While reducing the volume of paper records helped, much of the process remained mostly manual. The county needed process automation, but this was proving to be a challenge because the QS/1 tax processing software used by the County Auditor’s Office had no APIs or other means of integration with line of business applications, including OnBase.

This is when the Horry County IT/GIS department decided to give robotic process automation (RPA) a try, said Timothy Oliver, Horry County CIO. Robotic Process Automation (RPA) is often a good fit for repetitive, manual data entry processes where system integration is not an option. Having originally experimented with Blue Prism RPA, Horry County eventually settled on Hyland RPA due to its ease of use and better integration with OnBase.

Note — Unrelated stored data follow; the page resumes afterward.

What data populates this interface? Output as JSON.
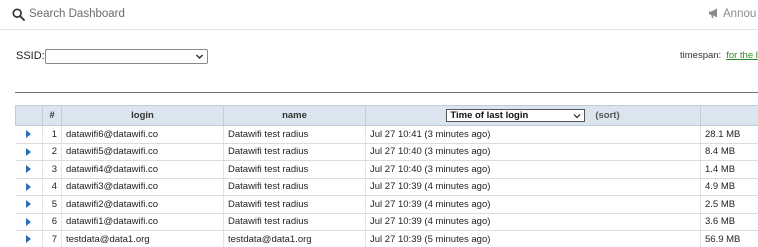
{
  "search": {
    "placeholder": "Search Dashboard"
  },
  "header": {
    "announcements_label": "Annou"
  },
  "filter": {
    "ssid_label": "SSID:",
    "ssid_value": ""
  },
  "timespan": {
    "label": "timespan:",
    "link_text": "for the l"
  },
  "table": {
    "headers": {
      "expand": "",
      "num": "#",
      "login": "login",
      "name": "name",
      "sort_select": "Time of last login",
      "sort_label": "(sort)",
      "usage": ""
    },
    "rows": [
      {
        "num": "1",
        "login": "datawifi6@datawifi.co",
        "name": "Datawifi test radius",
        "last_login": "Jul 27 10:41 (3 minutes ago)",
        "usage": "28.1 MB"
      },
      {
        "num": "2",
        "login": "datawifi5@datawifi.co",
        "name": "Datawifi test radius",
        "last_login": "Jul 27 10:40 (3 minutes ago)",
        "usage": "8.4 MB"
      },
      {
        "num": "3",
        "login": "datawifi4@datawifi.co",
        "name": "Datawifi test radius",
        "last_login": "Jul 27 10:40 (3 minutes ago)",
        "usage": "1.4 MB"
      },
      {
        "num": "4",
        "login": "datawifi3@datawifi.co",
        "name": "Datawifi test radius",
        "last_login": "Jul 27 10:39 (4 minutes ago)",
        "usage": "4.9 MB"
      },
      {
        "num": "5",
        "login": "datawifi2@datawifi.co",
        "name": "Datawifi test radius",
        "last_login": "Jul 27 10:39 (4 minutes ago)",
        "usage": "2.5 MB"
      },
      {
        "num": "6",
        "login": "datawifi1@datawifi.co",
        "name": "Datawifi test radius",
        "last_login": "Jul 27 10:39 (4 minutes ago)",
        "usage": "3.6 MB"
      },
      {
        "num": "7",
        "login": "testdata@data1.org",
        "name": "testdata@data1.org",
        "last_login": "Jul 27 10:39 (5 minutes ago)",
        "usage": "56.9 MB"
      }
    ]
  },
  "colors": {
    "header_bg": "#dbe5ef",
    "link": "#2a8a2a",
    "expand_arrow": "#2a6db5"
  },
  "icons": {
    "search": "search-icon",
    "announce": "megaphone-icon",
    "expand": "expand-arrow-icon",
    "dropdown": "chevron-down-icon"
  }
}
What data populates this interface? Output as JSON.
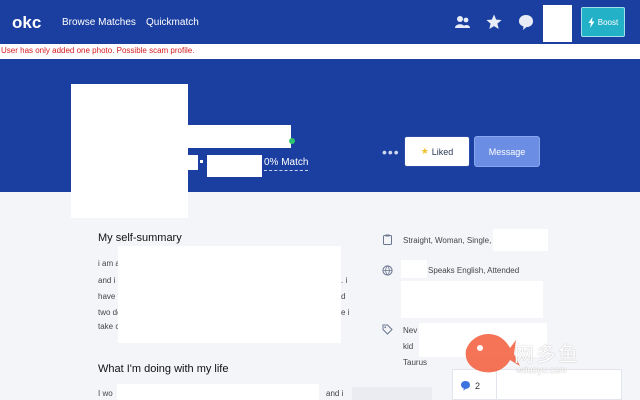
{
  "nav": {
    "logo": "okc",
    "links": [
      "Browse Matches",
      "Quickmatch"
    ],
    "boost_label": "Boost",
    "icons": [
      "people-icon",
      "star-icon",
      "chat-bubble-icon",
      "lightning-icon"
    ]
  },
  "warning": "User has only added one photo. Possible scam profile.",
  "profile": {
    "match": "0% Match",
    "more": "•••",
    "liked_label": "Liked",
    "message_label": "Message"
  },
  "self_summary": {
    "heading": "My self-summary",
    "lines_left": [
      "i am a",
      "and i l",
      "have t",
      "two do",
      "take c"
    ],
    "lines_right": [
      "",
      ". i",
      "d",
      "e i"
    ]
  },
  "doing": {
    "heading": "What I'm doing with my life",
    "line_left": "I wo",
    "line_right": "and i"
  },
  "details": {
    "basics": "Straight, Woman, Single,",
    "background": "Speaks English, Attended",
    "misc_a": "Nev",
    "misc_b": "kid",
    "sign": "Taurus"
  },
  "messages_count": "2",
  "watermark": {
    "text": "网多鱼",
    "url": "wduoyu.com"
  },
  "colors": {
    "brand": "#1b3fa0",
    "boost": "#23b1c8",
    "message": "#6b8de4",
    "warning": "#d3191c"
  }
}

“Switching to Hyland RPA from Blue Prism was a no brainer, thanks to Hyland RPA’s tight integration with OnBase. The icing on the cake was that Hyland RPA also proved to be a lot easier to configure than Blue Prism.”
–Timothy Oliver, CIO
Horry County Government

The Solution

Lightens the Load for Human Workers

Horry County Auditor’s Office put RPA to work on automating the repetitive, tedious task of keying in tax return data into QS/1 application. As it performs its task, Hyland RPA uses conditional business rules to help it tackle any complexities. For example, if a constituent submitting a return claims a real estate property as their primary residence, Hyland RPA verifies this information against another line of business application — Aumentum — and then proceeds accordingly. Hyland RPA can even use rules to recognize when values submitted are likely erroneous or fraudulent and will then forward the flagged return for a human auditor to review. In its first year of implementation, Hyland RPA successfully processed a third of the 90,000 returns without human interaction, which significantly unburdens Auditor’s Office staff and frees them up for higher value work.

Reduces Errors and Improves Compliance

Oliver acknowledges that configuring RPA business rules was a learning process. It’s not always easy to take years of human experience and translate them into repeatable logical rules RPA can follow. But the county’s investment of time in building and validating business rules paid off, reducing the number of errors and exceptions in the business process.

One unique benefit of Hyland RPA is that every action of the bot is logged, which enables easy troubleshooting during configuration. It also simplifies compliance initiatives by giving auditors access to every system interaction and change to tax files.

Only the beginning

Hyland RPA has proven itself to be a capable helper as it has reduced the workload on human workers in the Horry County Auditor’s Office. But this is just the beginning, Oliver says. Today, RPA is a new tool in the IT/GIS department’s toolbox, and during project meetings, Oliver and his staff are often asked, “Can’t RPA do that?”

As with any tool, Oliver knows that it will provide the most value for certain kinds of tasks. His department already has their sights on what’s next for Hyland RPA at Horry County.